From the course: Agentic AI for Developers: Concepts and Application for Enterprises
Basic GenAI uses and limitations
From the course: Agentic AI for Developers: Concepts and Application for Enterprises
Basic GenAI uses and limitations
- [Instructor] Let's get started with the course. In this chapter, we will introduce the concept of agents with an example. We begin with a review of generative AI. In order to differentiate from agentic AI, we will call the use of LLMs to generate content as basic GenAI. Generative AI, or GenAI for short, has taken the world by storm recently. Using natural language prompts to drive models and generate content is creating tremendous interest across individuals and enterprises. Business applications and processes are changing to accommodate GenAI to improve efficiency. What are some of the popular use cases of basic GenAI, which is prompting the LLM for content and answers? Question answering or search has been the most popular use case with retrieval augmented generation or RAG implementations.

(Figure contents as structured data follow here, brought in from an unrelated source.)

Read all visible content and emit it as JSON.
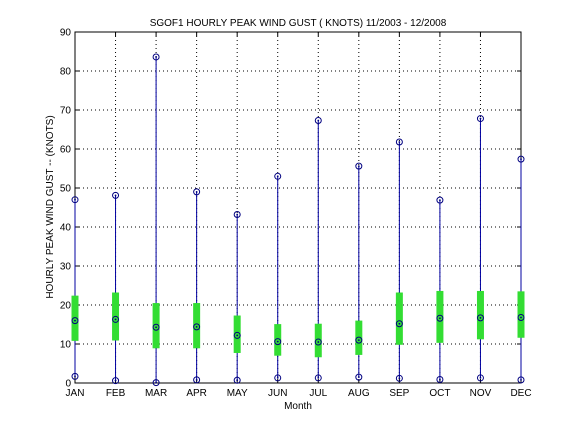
{
  "chart_data": {
    "type": "box",
    "title": "SGOF1  HOURLY PEAK WIND GUST ( KNOTS) 11/2003 - 12/2008",
    "xlabel": "Month",
    "ylabel": "HOURLY PEAK WIND GUST -- (KNOTS)",
    "ylim": [
      0,
      90
    ],
    "yticks": [
      0,
      10,
      20,
      30,
      40,
      50,
      60,
      70,
      80,
      90
    ],
    "grid": true,
    "categories": [
      "JAN",
      "FEB",
      "MAR",
      "APR",
      "MAY",
      "JUN",
      "JUL",
      "AUG",
      "SEP",
      "OCT",
      "NOV",
      "DEC"
    ],
    "series": [
      {
        "min": [
          1.7,
          0.6,
          0.1,
          0.8,
          0.7,
          1.3,
          1.3,
          1.5,
          1.2,
          0.9,
          1.3,
          0.8
        ],
        "q1": [
          10.8,
          10.9,
          8.9,
          8.9,
          7.7,
          7.0,
          6.6,
          7.2,
          9.8,
          10.3,
          11.2,
          11.6
        ],
        "median": [
          16.0,
          16.3,
          14.3,
          14.4,
          12.2,
          10.6,
          10.5,
          11.0,
          15.2,
          16.6,
          16.7,
          16.8
        ],
        "q3": [
          22.4,
          23.2,
          20.5,
          20.5,
          17.3,
          15.1,
          15.2,
          16.0,
          23.2,
          23.6,
          23.6,
          23.5
        ],
        "max": [
          47.0,
          48.1,
          83.6,
          49.0,
          43.2,
          53.0,
          67.3,
          55.6,
          61.8,
          46.9,
          67.8,
          57.4
        ]
      }
    ],
    "colors": {
      "whisker": "#0000a0",
      "box": "#33dd33",
      "marker": "#000080"
    }
  }
}
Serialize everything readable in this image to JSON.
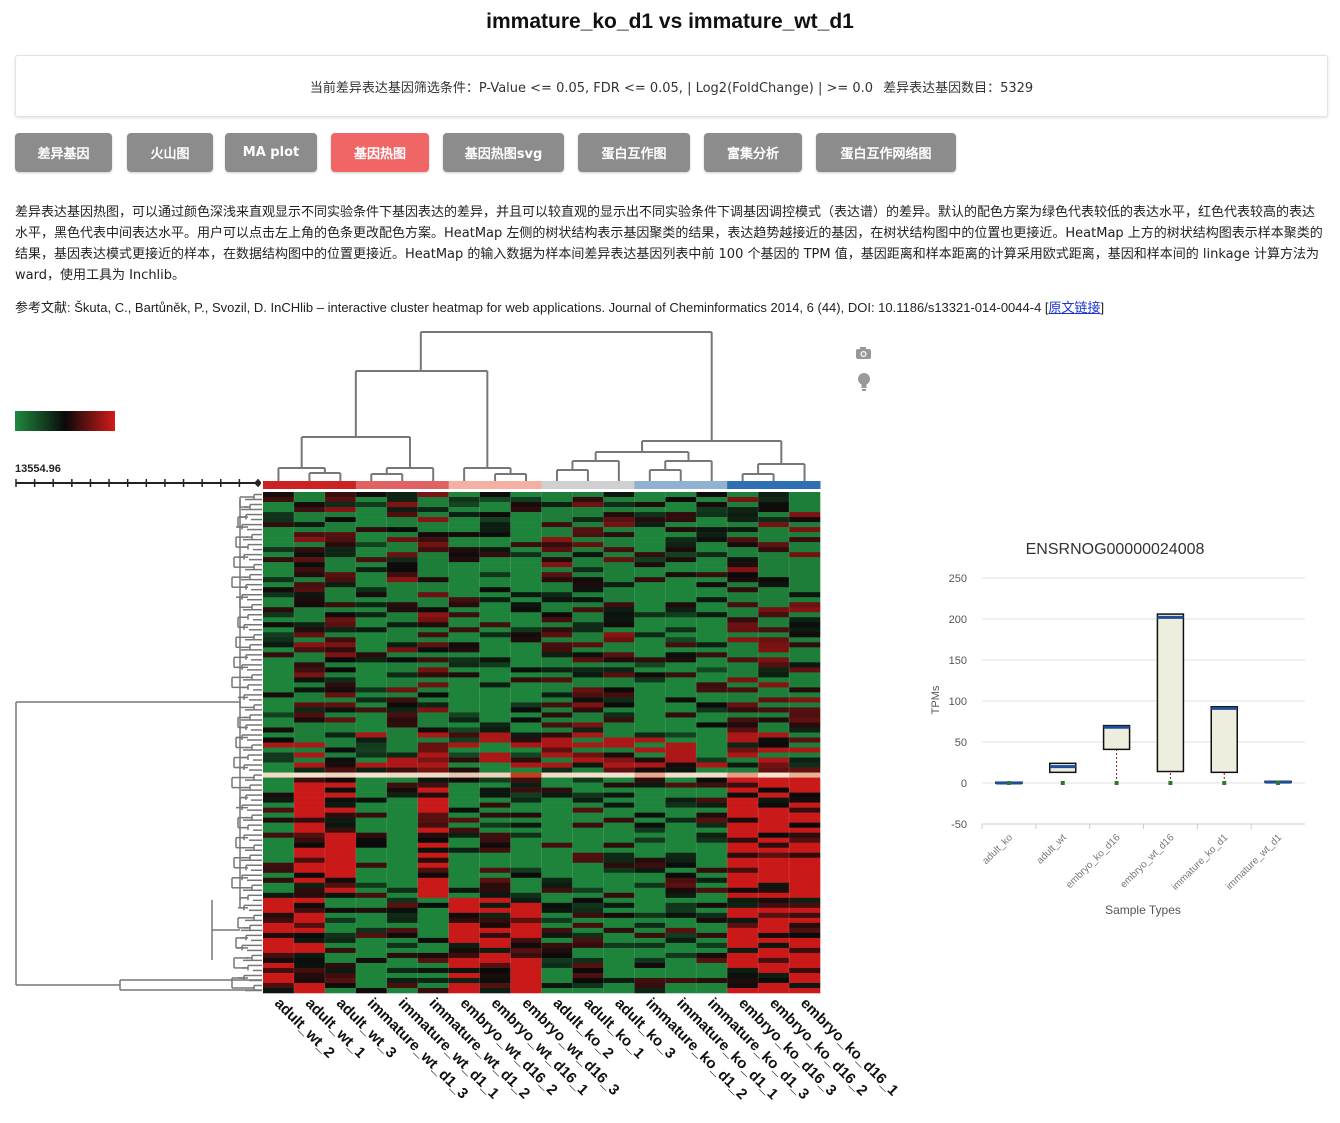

Creating content, whether it's software code or marketing material, is also becoming popular. GenAI is able to personalize content and offers based on user profiles and inputs. Language translation and interpretation is helping humans break the language communication barrier. GenAI is helping in diagnosis of symptoms in healthcare. It is also playing a role in security applications, helping detect complex threats and triage security vulnerabilities. There are then the known limitations of GenAI. Basic GenAI has not been used for autonomous decision making and actions. It is merely used as a helper or cohort. There are limitations in goal-oriented behavior, especially when the goal requires a task breakdown process and workflow execution. Hallucinations have limited the use of GenAI in critical applications requiring human intervention. Finally, ethics and bias are key considerations when using GenAI. Agentic AI is the next revolution in GenAI that helps overcome some of the key limitations and help expand the use of GenAI to more industrial grade applications.